Saat ditemui usai rapat, Ketua Komisi B DPRD Mimika, M. Nurman S. Karupukaro mengatakan, pertemuan tersebut dilakukan untuk mendengar langsung terkait penetapan harga air isi ulang yang dilakukan ASPADA.
“Jadi tadi kami mendengarkan apa yang menjadi keluhan ASPADA, dan kami sudah siapkan waktu untuk mendengarkan semua keterangan dari pihak Pemerintah Kabupaten (Pemkab) Mimika melalui dinas terkait dan pihak ASPADA dan penjual air tangki,” jelas Nurman saat ditemui wartawan usai pertemuan.
Nurman mengatakan, setelah pertemuan dengan dengan Aspada, pihaknya juga menjadwalkan untuk Rapat Dengar Pendapat (RDP) dengan Disperindag Mimika dan Aspada pada minggu depan. Karenanya DPRD meminta masyarakat menunggu kepastian dari pemerintah baik itu peraturan Bupati maupun peraturan daerah terkait dengan pengelolaan air bawa tanah.
“Itu yang kami diskusikan tadi dengan Aspada, mudah – mudahan ada revisi yang baik karena akan mempengaruhi seluruh kegiatan yang bertujuan dengan mengelola air bawa tanah. Ini yang kita akan rapatkan bersama pemerintah, mungkin hari senin atau hari selasa minggu depan,” ungkap Nurman.
Nurman menjelaskan, pihak DPRD perlu memanggil Pemkab Mimika dan Aspada untuk membicarakan kenaikan sesuai dengan regulasi hitungan yang benar – benar langsung dari versi pemerintah dan versi Aspada.
“Sehingga kita akan dapatkan regulasinya benar – benar. Seperti beli di tempat berapa, diantar berapa,” sambungnya.
Sementara Ketua ASPADA Husein mengatakan, kehadiran Aspada kali ini untuk menjelaskan mengenai persoalan harga air isi ulang.
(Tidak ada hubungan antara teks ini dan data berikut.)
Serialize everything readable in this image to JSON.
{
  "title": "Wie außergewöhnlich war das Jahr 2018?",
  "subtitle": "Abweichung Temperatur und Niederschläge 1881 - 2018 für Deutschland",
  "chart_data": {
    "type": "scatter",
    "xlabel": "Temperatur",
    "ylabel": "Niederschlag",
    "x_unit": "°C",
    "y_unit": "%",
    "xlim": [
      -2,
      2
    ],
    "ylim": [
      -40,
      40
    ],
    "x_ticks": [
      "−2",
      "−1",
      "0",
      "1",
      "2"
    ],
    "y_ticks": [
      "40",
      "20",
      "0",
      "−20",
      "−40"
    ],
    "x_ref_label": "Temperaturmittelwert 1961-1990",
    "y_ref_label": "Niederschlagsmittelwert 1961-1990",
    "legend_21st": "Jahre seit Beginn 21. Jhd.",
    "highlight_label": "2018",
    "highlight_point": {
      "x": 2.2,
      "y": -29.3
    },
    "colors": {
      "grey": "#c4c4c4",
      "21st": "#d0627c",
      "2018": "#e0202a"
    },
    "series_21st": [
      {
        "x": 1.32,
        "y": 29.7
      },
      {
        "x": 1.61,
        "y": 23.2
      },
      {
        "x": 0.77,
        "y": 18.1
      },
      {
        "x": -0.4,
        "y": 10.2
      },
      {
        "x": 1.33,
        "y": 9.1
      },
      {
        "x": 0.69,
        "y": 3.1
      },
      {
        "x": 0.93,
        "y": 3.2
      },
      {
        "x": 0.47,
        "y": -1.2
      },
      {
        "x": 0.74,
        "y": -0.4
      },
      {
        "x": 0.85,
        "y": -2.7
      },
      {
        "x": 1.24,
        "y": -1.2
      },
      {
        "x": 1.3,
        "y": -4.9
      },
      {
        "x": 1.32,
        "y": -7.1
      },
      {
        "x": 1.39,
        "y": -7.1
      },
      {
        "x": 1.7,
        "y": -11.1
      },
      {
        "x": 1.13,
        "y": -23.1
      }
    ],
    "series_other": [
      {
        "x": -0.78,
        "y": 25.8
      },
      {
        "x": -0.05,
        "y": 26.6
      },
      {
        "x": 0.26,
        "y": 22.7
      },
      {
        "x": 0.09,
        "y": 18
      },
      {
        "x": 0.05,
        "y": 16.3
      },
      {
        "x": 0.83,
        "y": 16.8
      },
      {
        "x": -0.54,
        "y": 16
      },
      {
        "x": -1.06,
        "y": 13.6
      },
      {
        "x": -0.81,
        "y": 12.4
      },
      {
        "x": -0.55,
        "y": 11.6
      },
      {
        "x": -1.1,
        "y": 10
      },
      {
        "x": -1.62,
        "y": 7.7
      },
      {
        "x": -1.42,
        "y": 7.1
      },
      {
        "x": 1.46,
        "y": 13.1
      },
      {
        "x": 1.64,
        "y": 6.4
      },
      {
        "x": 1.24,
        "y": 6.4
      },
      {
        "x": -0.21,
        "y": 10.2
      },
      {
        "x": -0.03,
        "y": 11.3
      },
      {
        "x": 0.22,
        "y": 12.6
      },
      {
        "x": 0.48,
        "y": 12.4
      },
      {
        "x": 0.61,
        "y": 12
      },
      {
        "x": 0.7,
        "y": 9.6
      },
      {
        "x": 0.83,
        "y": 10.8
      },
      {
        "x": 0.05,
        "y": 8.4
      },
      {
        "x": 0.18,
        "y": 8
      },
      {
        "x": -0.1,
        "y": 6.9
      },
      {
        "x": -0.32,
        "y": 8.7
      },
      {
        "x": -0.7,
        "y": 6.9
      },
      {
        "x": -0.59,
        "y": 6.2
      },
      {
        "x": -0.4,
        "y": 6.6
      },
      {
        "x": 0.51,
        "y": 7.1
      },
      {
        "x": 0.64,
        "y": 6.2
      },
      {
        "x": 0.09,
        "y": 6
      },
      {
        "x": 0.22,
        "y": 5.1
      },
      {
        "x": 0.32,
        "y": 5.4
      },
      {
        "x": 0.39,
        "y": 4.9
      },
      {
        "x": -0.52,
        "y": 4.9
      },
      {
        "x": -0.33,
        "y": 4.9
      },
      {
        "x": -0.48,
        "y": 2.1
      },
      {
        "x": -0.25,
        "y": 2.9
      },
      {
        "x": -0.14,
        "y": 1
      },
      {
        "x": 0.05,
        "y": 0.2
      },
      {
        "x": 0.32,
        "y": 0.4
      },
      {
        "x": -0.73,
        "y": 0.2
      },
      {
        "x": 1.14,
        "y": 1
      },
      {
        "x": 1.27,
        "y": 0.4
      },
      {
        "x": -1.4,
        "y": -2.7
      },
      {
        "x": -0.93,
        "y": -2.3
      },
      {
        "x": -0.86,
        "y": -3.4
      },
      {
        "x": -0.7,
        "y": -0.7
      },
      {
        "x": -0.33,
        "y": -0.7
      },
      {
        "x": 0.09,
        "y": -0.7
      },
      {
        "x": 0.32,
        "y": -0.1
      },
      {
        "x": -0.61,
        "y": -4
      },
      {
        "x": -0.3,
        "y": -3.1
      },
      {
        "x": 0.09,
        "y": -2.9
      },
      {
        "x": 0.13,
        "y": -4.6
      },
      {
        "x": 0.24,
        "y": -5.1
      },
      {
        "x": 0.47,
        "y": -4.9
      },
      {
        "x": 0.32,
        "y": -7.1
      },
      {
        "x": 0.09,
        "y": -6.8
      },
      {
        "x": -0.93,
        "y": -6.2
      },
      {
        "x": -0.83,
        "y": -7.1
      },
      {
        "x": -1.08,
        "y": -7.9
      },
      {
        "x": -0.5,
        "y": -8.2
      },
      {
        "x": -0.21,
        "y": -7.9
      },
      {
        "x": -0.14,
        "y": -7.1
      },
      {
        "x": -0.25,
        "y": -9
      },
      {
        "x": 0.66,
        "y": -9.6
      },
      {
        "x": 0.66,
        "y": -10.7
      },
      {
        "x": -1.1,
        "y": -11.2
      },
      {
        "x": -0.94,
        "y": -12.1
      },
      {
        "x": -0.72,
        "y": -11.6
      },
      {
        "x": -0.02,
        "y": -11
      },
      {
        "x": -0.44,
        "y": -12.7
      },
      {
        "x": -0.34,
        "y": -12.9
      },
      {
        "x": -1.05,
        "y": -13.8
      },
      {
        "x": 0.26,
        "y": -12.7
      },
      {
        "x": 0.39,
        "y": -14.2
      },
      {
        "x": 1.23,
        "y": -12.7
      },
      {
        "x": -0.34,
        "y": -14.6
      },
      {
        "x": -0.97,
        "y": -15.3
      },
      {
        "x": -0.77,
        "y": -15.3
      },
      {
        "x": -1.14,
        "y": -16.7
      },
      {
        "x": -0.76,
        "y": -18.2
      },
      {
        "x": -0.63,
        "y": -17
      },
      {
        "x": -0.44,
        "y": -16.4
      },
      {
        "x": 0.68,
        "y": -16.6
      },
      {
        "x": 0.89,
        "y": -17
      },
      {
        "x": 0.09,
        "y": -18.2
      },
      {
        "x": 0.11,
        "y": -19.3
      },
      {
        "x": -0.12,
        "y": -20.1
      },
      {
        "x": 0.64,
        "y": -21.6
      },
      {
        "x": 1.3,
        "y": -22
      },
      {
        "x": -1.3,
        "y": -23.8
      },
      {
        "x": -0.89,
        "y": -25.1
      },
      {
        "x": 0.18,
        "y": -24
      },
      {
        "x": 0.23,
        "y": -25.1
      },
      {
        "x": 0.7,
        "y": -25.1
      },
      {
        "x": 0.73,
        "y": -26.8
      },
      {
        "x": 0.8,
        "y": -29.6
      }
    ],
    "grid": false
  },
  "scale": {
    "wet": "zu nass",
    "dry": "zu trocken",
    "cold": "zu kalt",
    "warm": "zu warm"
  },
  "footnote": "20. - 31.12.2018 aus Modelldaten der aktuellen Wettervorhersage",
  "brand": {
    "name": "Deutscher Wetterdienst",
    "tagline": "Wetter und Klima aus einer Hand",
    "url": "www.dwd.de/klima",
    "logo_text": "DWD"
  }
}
Dimana menurutnya, penetapan harga air minum isi ulang Rp 6.000 dilakukan sepihak Disperindag Mimika karena menghilangkan biaya operasional.
“Kami menjelaskan terkait kenaikan harga air isi ulang galon dari Rp 7.000 ke Rp 10.000, selain itu tentang keputusan pemerintah yang menurunkan jadi Rp 6.000. Iya itu juga kami sedikit menyinggung tentang hal itu, dan mereka memahami kenapa sampai terjadi seperti itu,” katanya.